'We use our sport to do good. Social responsibility and being a good corporate citizen are part of this business'
By Kit Fox
The plan was always football. The Arena League. Canada. The NFL if he could get noticed. Kevin Moss ’04 didn’t care where or how, as long as it happened on a gridiron. The offensive tackle played four years of Division 1 football for the Leopards and was a three-time All-Patriot League selection. But in 2004, the phone calls from scouts didn’t come and graduation did, so Moss settled into a career as a child welfare caseworker back where he grew up, in New York City.
The work was rewarding, but emotionally exhausting. Moss investigated cases of abuse and neglect, removing children from their homes if necessary. After three years, he burned out but knew he could still create positive change elsewhere.
Maybe football wasn’t in the cards, but he knew the best way for him to make change was through sports. So, he became a Little League baseball coach in Harlem.
There, he connected with the founder of the league—an insurance executive. At a meeting to discuss a potential career switch into the industry, Moss noticed a photo of the executive with the then-commissioner of MLB, Bud Selig.
Looking at the photo, Moss admitted he would never be passionate about insurance. But in baseball, he said, he believed he could make an impact. Which is how one phone call led to a 14-year career in MLB.
“We use our sport to do good, at a very, very basic level,” Moss says about his current role as MLB’s director of community affairs.

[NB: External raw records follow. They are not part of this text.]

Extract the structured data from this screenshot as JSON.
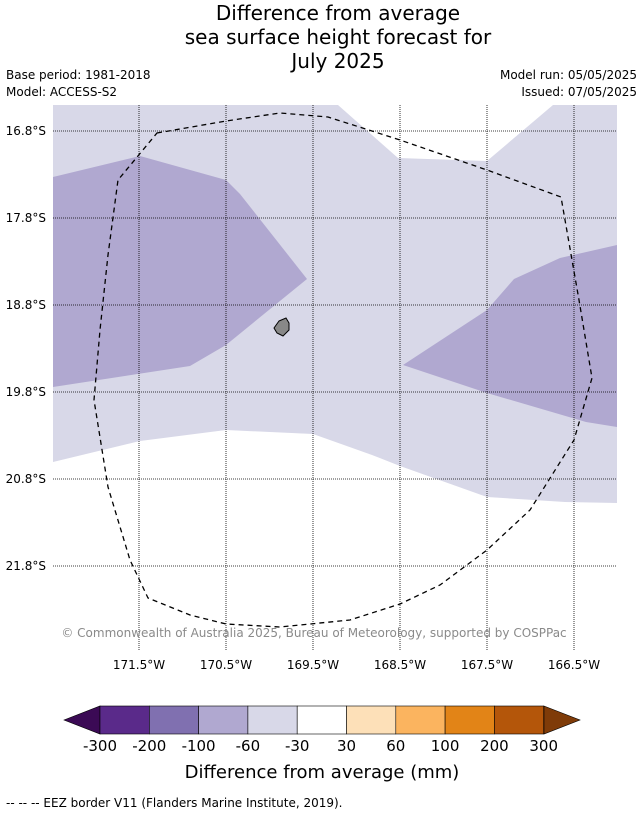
{
  "title_lines": [
    "Difference from average",
    "sea surface height forecast for",
    "July 2025"
  ],
  "meta": {
    "base_period": "Base period: 1981-2018",
    "model": "Model: ACCESS-S2",
    "model_run": "Model run: 05/05/2025",
    "issued": "Issued: 07/05/2025"
  },
  "map": {
    "latitude_labels": [
      "16.8°S",
      "17.8°S",
      "18.8°S",
      "19.8°S",
      "20.8°S",
      "21.8°S"
    ],
    "longitude_labels": [
      "171.5°W",
      "170.5°W",
      "169.5°W",
      "168.5°W",
      "167.5°W",
      "166.5°W"
    ],
    "copyright": "© Commonwealth of Australia 2025, Bureau of Meteorology, supported by COSPPac",
    "zones": [
      {
        "category": "-100 to -60",
        "color": "#b0a8d0"
      },
      {
        "category": "-60 to -30",
        "color": "#d8d8e8"
      },
      {
        "category": "-30 to 30",
        "color": "#ffffff"
      }
    ],
    "land_color": "#888888"
  },
  "colorbar": {
    "title": "Difference from average (mm)",
    "ticks": [
      "-300",
      "-200",
      "-100",
      "-60",
      "-30",
      "30",
      "60",
      "100",
      "200",
      "300"
    ],
    "colors": [
      "#5a2a8a",
      "#8070b0",
      "#b0a8d0",
      "#d8d8e8",
      "#ffffff",
      "#fde0b8",
      "#fbb45f",
      "#e28417",
      "#b4560a"
    ],
    "extend_low_color": "#3b0a55",
    "extend_high_color": "#7f3b08"
  },
  "footnote": "--  --  -- EEZ border V11 (Flanders Marine Institute, 2019)."
}
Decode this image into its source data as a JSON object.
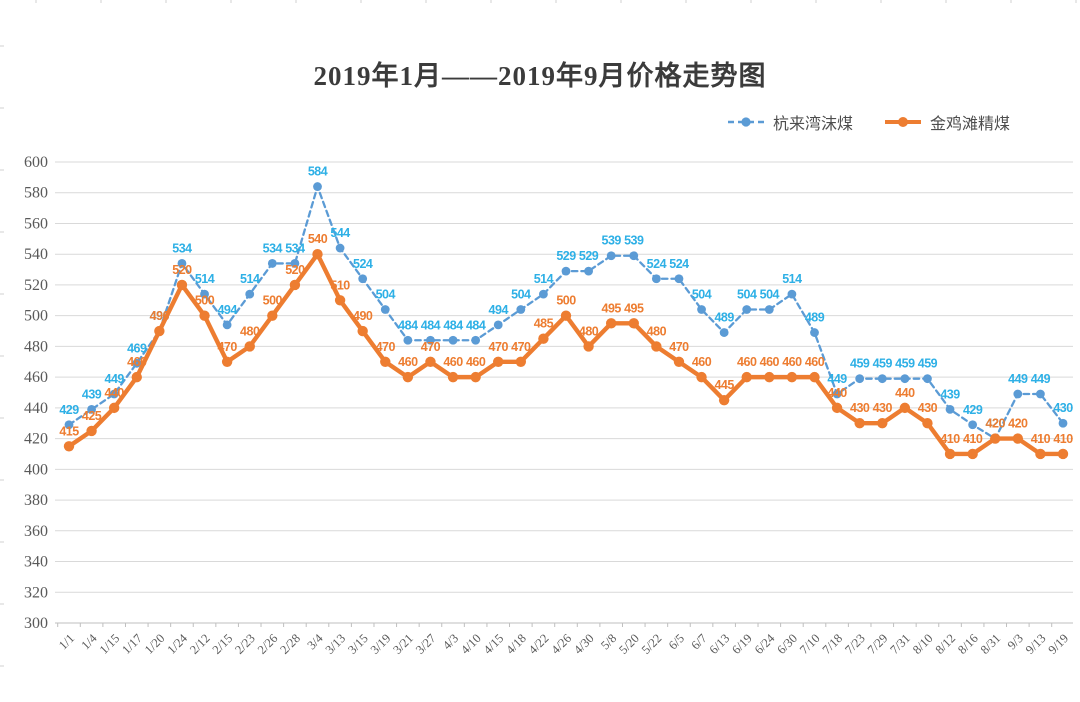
{
  "title": "2019年1月——2019年9月价格走势图",
  "legend": {
    "items": [
      {
        "label": "杭来湾沫煤"
      },
      {
        "label": "金鸡滩精煤"
      }
    ]
  },
  "colors": {
    "blue_line": "#5B9BD5",
    "blue_label": "#2EB0E6",
    "orange_line": "#ED7D31",
    "orange_label": "#ED7D31",
    "gridline": "#D9D9D9",
    "axis_line": "#BFBFBF",
    "axis_text": "#595959",
    "title_text": "#3B3B3B",
    "sheet_line": "#D0D0D0",
    "background": "#FFFFFF"
  },
  "chart_data": {
    "type": "line",
    "title": "2019年1月——2019年9月价格走势图",
    "xlabel": "",
    "ylabel": "",
    "ylim": [
      300,
      600
    ],
    "yticks": [
      600,
      580,
      560,
      540,
      520,
      500,
      480,
      460,
      440,
      420,
      400,
      380,
      360,
      340,
      320,
      300
    ],
    "grid": true,
    "legend_position": "top-right",
    "data_labels": true,
    "categories": [
      "1/1",
      "1/4",
      "1/15",
      "1/17",
      "1/20",
      "1/24",
      "2/12",
      "2/15",
      "2/23",
      "2/26",
      "2/28",
      "3/4",
      "3/13",
      "3/15",
      "3/19",
      "3/21",
      "3/27",
      "4/3",
      "4/10",
      "4/15",
      "4/18",
      "4/22",
      "4/26",
      "4/30",
      "5/8",
      "5/20",
      "5/22",
      "6/5",
      "6/7",
      "6/13",
      "6/19",
      "6/24",
      "6/30",
      "7/10",
      "7/18",
      "7/23",
      "7/29",
      "7/31",
      "8/10",
      "8/12",
      "8/16",
      "8/31",
      "9/3",
      "9/13",
      "9/19"
    ],
    "series": [
      {
        "name": "杭来湾沫煤",
        "style": "dashed",
        "line_color_key": "blue_line",
        "label_color_key": "blue_label",
        "values": [
          429,
          439,
          449,
          469,
          490,
          534,
          514,
          494,
          514,
          534,
          534,
          584,
          544,
          524,
          504,
          484,
          484,
          484,
          484,
          494,
          504,
          514,
          529,
          529,
          539,
          539,
          524,
          524,
          504,
          489,
          504,
          504,
          514,
          489,
          449,
          459,
          459,
          459,
          459,
          439,
          429,
          420,
          449,
          449,
          430
        ]
      },
      {
        "name": "金鸡滩精煤",
        "style": "solid",
        "line_color_key": "orange_line",
        "label_color_key": "orange_label",
        "values": [
          415,
          425,
          440,
          460,
          490,
          520,
          500,
          470,
          480,
          500,
          520,
          540,
          510,
          490,
          470,
          460,
          470,
          460,
          460,
          470,
          470,
          485,
          500,
          480,
          495,
          495,
          480,
          470,
          460,
          445,
          460,
          460,
          460,
          460,
          440,
          430,
          430,
          440,
          430,
          410,
          410,
          420,
          420,
          410,
          410
        ]
      }
    ]
  }
}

For more than a decade, he’s worked at the league office in New York City, planning and executing programs that have more impact off the field than on. Among them are overseeing MLB’s relationship with the Make-A-Wish Foundation, helping organize unforgettable experiences between kids battling disease and their favorite players; facilitating the nomination and judging process for the Roberto Clemente Award, given each year to a player who has an outsized impact in the community; and planning the annual Jackie Robinson Day, where teams honor the groundbreaking athlete in every stadium across the league.
Moss says producing a good show on the field cannot be MLB’s only mission. “Social responsibility and being a good corporate citizen are part of this business,” he says. “You cannot ignore it.”
While most fans focus on the box score or their favorite player, Moss says in the past 10 years the league’s efforts to increase youth access to the sport, particularly in underserved communities, has been an underappreciated focus.
“I think our office and Commissioner [Rob] Manfred’s No. 1 goal has been making sure young people of any background have an opportunity to play, and we’ve backed that up with money and resources,” he says.
Looking back nearly two decades, Moss can admit that maybe the plan didn’t need to be football. Instead, it was simply to do good, no matter the sport.